P. M. — Up Assabet.
The ferns which I can see on the bank, apparently all evergreens, are polypody at rock, marginal shield fern, terminal shield fern, and (I think it is) Aspidium spinulosum, which I had not identified. Apparently Aspidium cristatum elsewhere.
I can find no bright leaves now in the woods.
Witch hazel, etc., are withered, turned brown, or yet green.
See by the droppings in the woods where small migrating birds have roosted.
I see a squirrel's nest in a white pine, recently made, on the hillside near the witch-hazels.
The high bank-side is mostly covered with fallen leaves of pines and hemlocks, etc.
The above-named evergreen ferns are so much the more conspicuous on that pale-brown ground. They stand out all at once and are seen to be evergreen; their character appears.

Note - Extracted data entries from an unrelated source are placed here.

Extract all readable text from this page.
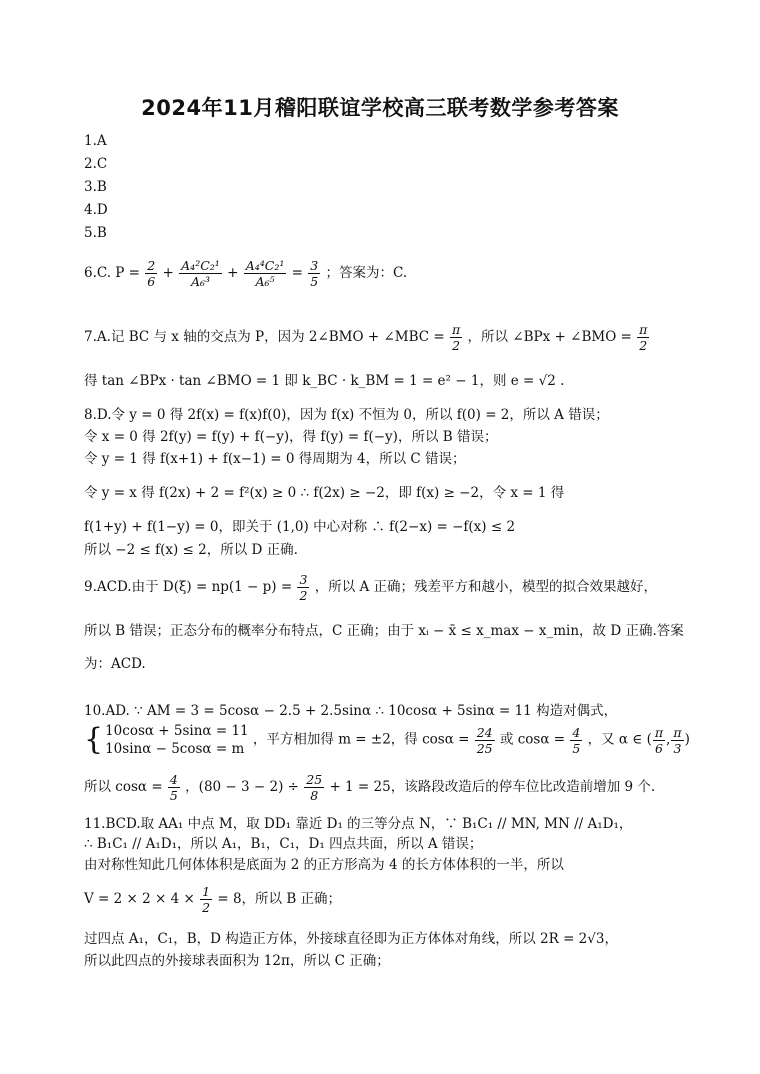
2024年11月稽阳联谊学校高三联考数学参考答案
1.A
2.C
3.B
4.D
5.B
6.C. $P = \frac{2}{6} + \frac{\text{A₄²C₂¹}}{\text{A₆³}} + \frac{\text{A₄⁴C₂¹}}{\text{A₆⁵}} = \frac{3}{5}$ ；答案为：C.
7.A.记 BC 与 x 轴的交点为 P，因为 2∠BMO + ∠MBC = $\frac{\pi}{2}$ ，所以 ∠BPx + ∠BMO = $\frac{\pi}{2}$
得 tan ∠BPx · tan ∠BMO = 1 即 k_BC · k_BM = 1 = e² − 1，则 e = √2 .
8.D.令 y = 0 得 2f(x) = f(x)f(0)，因为 f(x) 不恒为 0，所以 f(0) = 2，所以 A 错误；
令 x = 0 得 2f(y) = f(y) + f(−y)，得 f(y) = f(−y)，所以 B 错误；
令 y = 1 得 f(x+1) + f(x−1) = 0 得周期为 4，所以 C 错误；
令 y = x 得 f(2x) + 2 = f²(x) ≥ 0 ∴ f(2x) ≥ −2，即 f(x) ≥ −2，令 x = 1 得
f(1+y) + f(1−y) = 0，即关于 (1,0) 中心对称 ∴ f(2−x) = −f(x) ≤ 2
所以 −2 ≤ f(x) ≤ 2，所以 D 正确.
9.ACD.由于 $D(\xi) = np(1 - p) = \frac{3}{2}$ ，所以 A 正确；残差平方和越小，模型的拟合效果越好，
所以 B 错误；正态分布的概率分布特点，C 正确；由于 xᵢ − x̄ ≤ x_max − x_min，故 D 正确.答案
为：ACD.
10.AD. ∵ AM = 3 = 5cosα − 2.5 + 2.5sinα ∴ 10cosα + 5sinα = 11 构造对偶式，
{ 10cosα + 5sinα = 11
10sinα − 5cosα = m
，平方相加得 m = ±2，得 $\cos\alpha = \frac{24}{25}$ 或 $\cos\alpha = \frac{4}{5}$ ，又 α ∈ ( $\frac{\pi}{6}$ , $\frac{\pi}{3}$ )
所以 $\cos\alpha = \frac{4}{5}$ ，$(80 - 3 - 2) \div \frac{25}{8} + 1 = 25$，该路段改造后的停车位比改造前增加 9 个.
11.BCD.取 AA₁ 中点 M，取 DD₁ 靠近 D₁ 的三等分点 N，∵ B₁C₁ // MN, MN // A₁D₁，
∴ B₁C₁ // A₁D₁，所以 A₁，B₁，C₁，D₁ 四点共面，所以 A 错误；
由对称性知此几何体体积是底面为 2 的正方形高为 4 的长方体体积的一半，所以
$V = 2 \times 2 \times 4 \times \frac{1}{2} = 8$，所以 B 正确；
过四点 A₁，C₁，B，D 构造正方体，外接球直径即为正方体体对角线，所以 2R = 2√3，
所以此四点的外接球表面积为 12π，所以 C 正确；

The fallen pine-needles, as well as other leaves, now actually paint the surface of the earth brown in the woods, covering the green and other colors, and the few evergreen plants on the forest floor stand out distinct and have a rare preeminence.
Sal Cummings, a thorough countrywoman, conversant with nuts and berries, calls the soapwort gentian “blue vengeance,” mistaking the word. A masculine wild eyed woman of the fields. Somebody has her daguerreotype. When Mr. — was to lecture on Kansas, she was sure “she wa'n't going to hear him. None of her folks had ever had any.”